Ga naar submenu Ga naar zoekveld

Op de bank bij een medium

Programma’s over een medium als Char door christenen goed bekeken

Het raadplegen van doden in televisieprogramma’s wordt steeds populairder. Mocht Jomanda nog maar een select groepje aanhangers hebben, mediums als Char en Robbert van den Broeke trekken met hun programma’s 'Char; het medium' en 'Er is zoveel meer' miljoenen kijkers. Onder die kijkers zijn ook veel christenen. Volgens cijfers van Kijk- en Luisteronderzoek kijken er per aflevering ruim 80.000 mensen die in de categorie ‘standvastige gelovige’ vallen.

Deel:

“Begint haar naam met een S?” Char kijkt een man met betraande ogen doordringend aan. Hij knikt. “Niets zeggen, heet ze Sarah of Savannah?” De man kan zijn tranen niet meer inhouden, want zijn overleden dochtertje heet inderdaad Sarah. Hij krijgt te horen dat Sarah het goed heeft. Char glimlacht: “Ik heb het gevoel dat ze tegen je zegt dat het goed zou zijn als jullie opnieuw een kindje kregen.” Volgens sceptici is het onzin wat Char hier beweert; met haar letterspelletje weet ze de boel op een charmante manier te bedotten. Ook het medium Robbert van den Broeke wordt door lang niet iedereen vertrouwd; hij zou zijn informatie van het internet halen en zijn foto’s van overledenen zouden gemanipuleerd zijn.

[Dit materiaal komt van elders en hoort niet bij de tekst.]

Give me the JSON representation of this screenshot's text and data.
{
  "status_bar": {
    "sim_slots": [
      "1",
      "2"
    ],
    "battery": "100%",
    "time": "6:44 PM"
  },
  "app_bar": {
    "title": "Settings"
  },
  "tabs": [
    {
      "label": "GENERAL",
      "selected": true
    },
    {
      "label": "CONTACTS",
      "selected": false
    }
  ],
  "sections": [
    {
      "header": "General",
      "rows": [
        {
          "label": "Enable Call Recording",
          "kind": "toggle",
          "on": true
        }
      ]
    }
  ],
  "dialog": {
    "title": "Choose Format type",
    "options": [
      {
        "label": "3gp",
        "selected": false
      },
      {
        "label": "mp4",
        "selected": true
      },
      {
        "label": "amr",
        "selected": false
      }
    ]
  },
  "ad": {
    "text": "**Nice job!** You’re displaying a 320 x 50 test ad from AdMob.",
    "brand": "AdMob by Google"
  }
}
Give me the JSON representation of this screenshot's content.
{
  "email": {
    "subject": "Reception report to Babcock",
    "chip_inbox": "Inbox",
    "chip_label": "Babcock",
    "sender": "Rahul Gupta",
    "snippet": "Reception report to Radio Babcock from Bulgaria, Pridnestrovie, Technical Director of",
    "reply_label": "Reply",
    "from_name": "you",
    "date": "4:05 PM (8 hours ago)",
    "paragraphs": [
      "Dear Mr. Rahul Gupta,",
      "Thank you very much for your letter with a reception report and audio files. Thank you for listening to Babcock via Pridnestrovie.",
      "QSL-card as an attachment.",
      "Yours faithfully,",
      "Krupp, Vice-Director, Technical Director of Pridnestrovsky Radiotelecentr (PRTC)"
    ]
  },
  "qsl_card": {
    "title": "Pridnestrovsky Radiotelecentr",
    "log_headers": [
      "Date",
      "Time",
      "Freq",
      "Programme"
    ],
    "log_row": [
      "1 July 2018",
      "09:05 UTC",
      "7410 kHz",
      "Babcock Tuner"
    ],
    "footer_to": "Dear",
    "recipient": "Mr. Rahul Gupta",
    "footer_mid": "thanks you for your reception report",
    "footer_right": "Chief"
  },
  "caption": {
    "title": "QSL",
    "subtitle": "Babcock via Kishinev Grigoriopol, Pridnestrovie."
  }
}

Zin of onzin: zo’n miljoen mensen volgen de programma’s van deze mediums. Het merendeel van de kijkers is vrouw en een opvallend groot gedeelte heeft iets met het geloof. Zo kijken er naar Char; het medium bijna 100.000 mensen die actief lid zijn van een kerk. Niet actief, maar wel lid van een kerk zijn 503.000 kijkers. Opvallend gegeven: onder de kijkers bevinden zich zo’n 30.000 EO-leden. Meer dan 80.000 van al deze kijkers schaart zich onder de noemer ‘standvastige gelovige’.

Ontroerend

“Zo, dat is standvastig!” reageert dominee Suurmond op de cijfers. Hij is Protestants predikant in Vlaardingen en schrijft columns voor het dagblad Trouw. Hij werkte mee aan een uitzending van Schepper & Co van de NCRV over het onderwerp en verdiepte zich daarom in de materie. In het tv-programma liet hij zich gematigd uit over het fenomeen, maar in één van zijn laatste columns is hij steviger in zijn oordeel. “Van die cijfers sta ik toch wel een beetje te kijken. Persoonlijk vind ik het een onbenullig programma, maar blijkbaar doet het mensen toch goed. Het is laagdrempelig en sluit aan bij het verlangen van de mens naar het transcendente. In zekere zin vind ik het ook wel ontroerend dat mensen daar zo naar verlangen. De kerk is blijkbaar te hoog gegrepen voor mensen; al die boekenwijsheid is vooral voor de hoogopgeleiden. Na bestudering van Char; het medium ben ik er echter achtergekomen dat de kerk wel een meerwaarde heeft ten opzichte van dit soort programma’s. Vergeleken met het beeldentheater dat de Bijbel opvoert, getuigt de voorstelling van Char van het hiernamaals van een onthutsend gebrek aan fantasie. De ‘overzijde’ die zij beschrijft, lijkt wel erg veel op het normale leven. Bovendien is er de valkuil dat je afhankelijk kunt worden van een medium. Want die bezit dan toch maar die geheime kennis die jij niet hebt. Het medium kan zich heel speciaal en onaantastbaar gaan voelen, verheven boven alle kritiek. Dat terwijl je zo’n medium zou moeten toetsen. In de Bijbel staat duidelijk dat alle geestelijke uitingen getoetst moeten worden.”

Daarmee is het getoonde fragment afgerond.